In its other story, “OXFORD HOPE AFTER MONKEY STUDY”, the Kolkata daily reports, “A closely watched coronavirus vaccine being developed by scientists at Oxford University appeared protective in a small study of six monkeys and led to the start of human trials late last month, US and British researchers reported on Thursday.”


Read the New Indian Express’ analytical report ‘Banks get king-sized role in Modi stimulus rollout’, which points out that only “1% of the Rs. 20 lakh crore economic package” will be via direct government spending while banks are expected to do the “heavy lifting”. It adds: “Of Wednesday’s Rs.5.94 lakh crore relief measures for MSMEs, NBFCs and discoms, the actual fiscal stimulus is nothing but pin money at Rs. 16, 500 crore” while “the rest comprises credit guarantees and liquidity support from lenders”. Now, all eyes will be on “banks’ risk appetite”. 

In ‘NON COVID HEALTHCARE TAKES A BIG HIT’ a story that’s been brewing over weeks the paper describes the case of two breast cancer patients who were turned away by hospitals due to staff shortage. They represent the number of “patients of other diseases who have become the silent victims of the pandemic”. According to a University of Birmingham study (given that there is no nationwide official data), the lockdown is “set to derail nearly six lakh surgeries, many of them life saving”, adds the daily.

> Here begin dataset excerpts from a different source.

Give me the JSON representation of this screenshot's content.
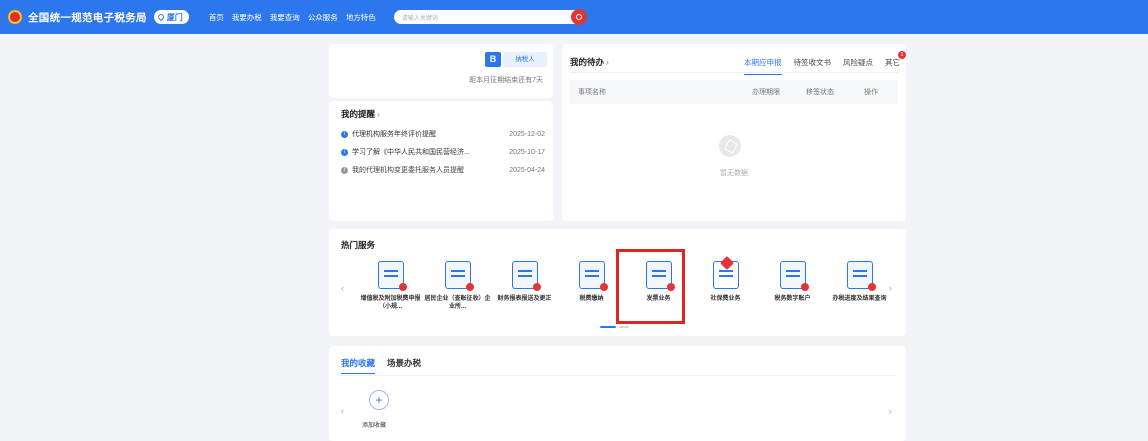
{
  "header": {
    "title": "全国统一规范电子税务局",
    "region": "厦门",
    "nav": [
      "首页",
      "我要办税",
      "我要查询",
      "公众服务",
      "地方特色"
    ],
    "search_placeholder": "请输入关键词"
  },
  "user": {
    "badge": "B",
    "role": "纳税人",
    "deadline": "距本月征期结束还有7天"
  },
  "reminders": {
    "title": "我的提醒",
    "items": [
      {
        "text": "代理机构服务年终评价提醒",
        "date": "2025-12-02"
      },
      {
        "text": "学习了解《中华人民共和国民营经济...",
        "date": "2025-10-17"
      },
      {
        "text": "我的代理机构变更委托服务人员提醒",
        "date": "2025-04-24"
      }
    ]
  },
  "todo": {
    "title": "我的待办",
    "tabs": [
      "本期应申报",
      "待签收文书",
      "风险疑点",
      "其它"
    ],
    "other_badge": "1",
    "columns": [
      "事项名称",
      "办理期限",
      "移签状态",
      "操作"
    ],
    "empty": "暂无数据"
  },
  "hot": {
    "title": "热门服务",
    "services": [
      {
        "label": "增值税及附加税费申报（小规..."
      },
      {
        "label": "居民企业（查账征收）企业所..."
      },
      {
        "label": "财务报表报送及更正"
      },
      {
        "label": "税费缴纳"
      },
      {
        "label": "发票业务"
      },
      {
        "label": "社保费业务"
      },
      {
        "label": "税务数字账户"
      },
      {
        "label": "办税进度及结果查询"
      }
    ]
  },
  "favorites": {
    "tabs": [
      "我的收藏",
      "场景办税"
    ],
    "add_label": "添加收藏"
  },
  "colors": {
    "primary": "#2d77ee",
    "danger": "#e23636",
    "background": "#f2f4f7"
  }
}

Mint covers the Rs. 2.3 trillion “cheap loans programme for farmers” and other measures to uplift the urban poor unveiled by Sitharaman Thursday. In ‘No Freebies, It’s All About Liquidity’, it includes a prediction by Dhiraj Relli, managing director and chief executive of HDFC Securities: “…this may not result in direct and immediate boost to demand and, hence, economic revival can take some time.” 

Like NIE, it observes that most of the measures involve “concessional credit and liquidity support rather than direct fiscal transfer” that could have “burdened the government’s exchequer”. 

The paper’s anchor story, “Covid-19 may spread via speech”, uncovers coronavirus’s “alarming efficiency of transmission”. Other than coughing and sneezing, a Covid infected person can transmit the virus just by speaking. According to the National Institutes of Health (NIH), US,“1 minute of loud speaking could generate more than 1,000 virus-containing droplets that will remain airborne for 8 minutes or longer.”


In its lead, ‘Helping Hand to Migrants’, Economic Times, like Mint and New Indian Express, point out that “Thursday’s measures won’t have much of an impact on the fiscal deficit”.

According to the paper’s second lead, ‘We Have Jobs, Give us Workers: FMCG to Govt’, top consumer goods companies like HUL, Nestle, PepsiCo, Parle Products, Britannia, ITC and Mondelez have a bone to pick with the government. Through a letter by CII, the companies have sought “clearances to run facilities with a 75% cap on worker deployment in green and orange zones, and a 50-60% cap in red zones (excluding containment areas). The current cap is 33%”.